Le vin sans alcool est en train de devenir une tendance réelle, y compris autour du Val de Loire, portée par des innovations locales et des investissements industriels.Jérôme Cuny, l’organisateur du salon du sans alcool Les Découvertes Parallèles, a le sourire. Et pour cause : la deuxième édition de son événement nantais, qui vient de fermer ses portes, témoigne d'un basculement majeur dans les habitudes de consommation. Alors que la première édition en 2025 faisait figure de « galop d'essai » avec 300 curieux, ce cru 2026 a vu sa fréquentation exploser pour atteindre plus de 1 000 visiteurs sur deux jours. Dans les allées du salon, quinze exposants ont présenté 85 références, confirmant que le « NoLow » (No alcohol, Low alcohol) n’est plus une simple mode éphémère mais un véritable « acte de consommation ».
L'essor des cavistes spécialisés
Le succès du salon nantais s'appuie sur un nouveau maillage de distribution : les cavistes de boissons sans alcool. À l'instar de La Cave Parallèle, ouverte par Jérôme Cuny et située au pied de la grue jaune à Nantes, ces boutiques d'un nouveau genre fleurissent dans les métropoles françaises. Selon les estimations du gérant, on dénombre désormais près de 40 cavistes spécialisés dans le sans alcool sur l'ensemble du territoire national.
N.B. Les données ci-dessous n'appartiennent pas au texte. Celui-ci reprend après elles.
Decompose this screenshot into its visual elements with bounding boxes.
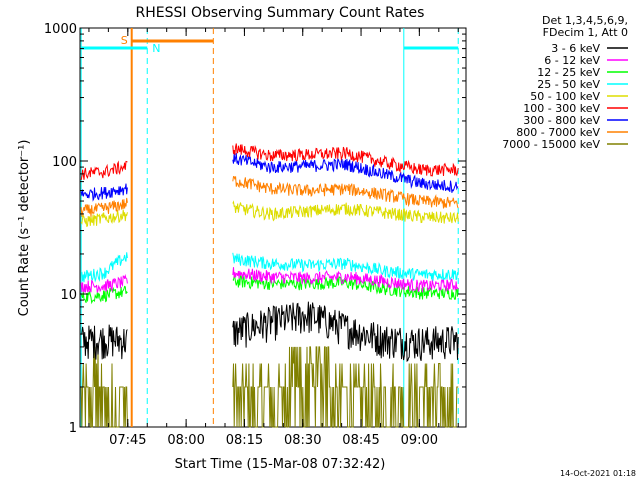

Sa boutique affiche quant à elle plus de 500 références, dont 150 rien que pour le vin. « Contrairement aux idées reçues, c'est le vin qui marche le mieux chez nous, devant la bière, tant en termes de curiosité que de chiffre d'affaires », confie Jérôme Cuny.
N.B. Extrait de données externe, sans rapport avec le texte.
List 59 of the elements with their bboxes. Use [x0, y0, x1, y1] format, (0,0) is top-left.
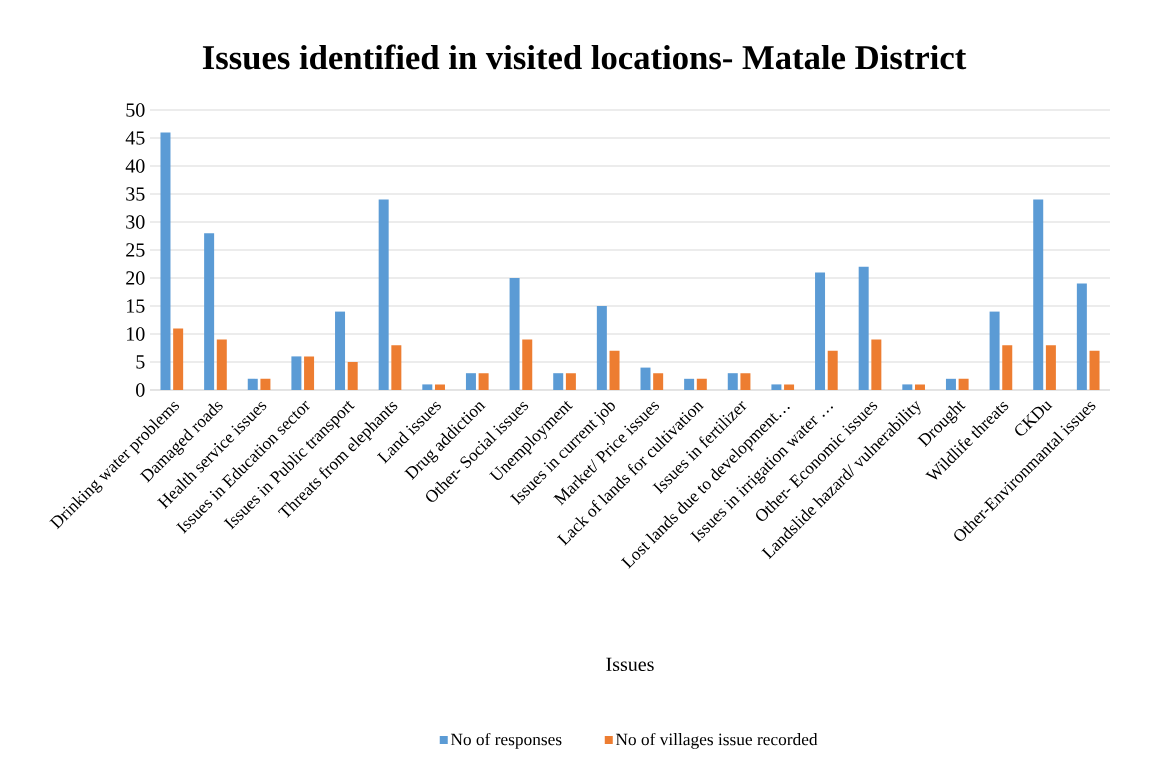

Depuis la première ouverture en 2003, l’enseigne poursuit son développement en licence de marque. Le caviste 100 % sans alcool a ouvert une septième boutique à Nîmes en novembre 2025. Et, face à l'engouement de ce marché de niche qui représente 3,5 % du marché mondial de l'alcool, le dirigeant passe à la vitesse supérieure. Alors qu'il visait initialement l'ouverture de dix boutiques à l'horizon fin 2027, Jérôme Cuny ambitionne désormais d'atteindre cet objectif dès la fin de l'année 2026. Sa stratégie de développement est claire : mailler le territoire national en ciblant des villes moyennes d'environ 60 000 habitants, à l'instar de Nancy, Perpignan ou Orléans.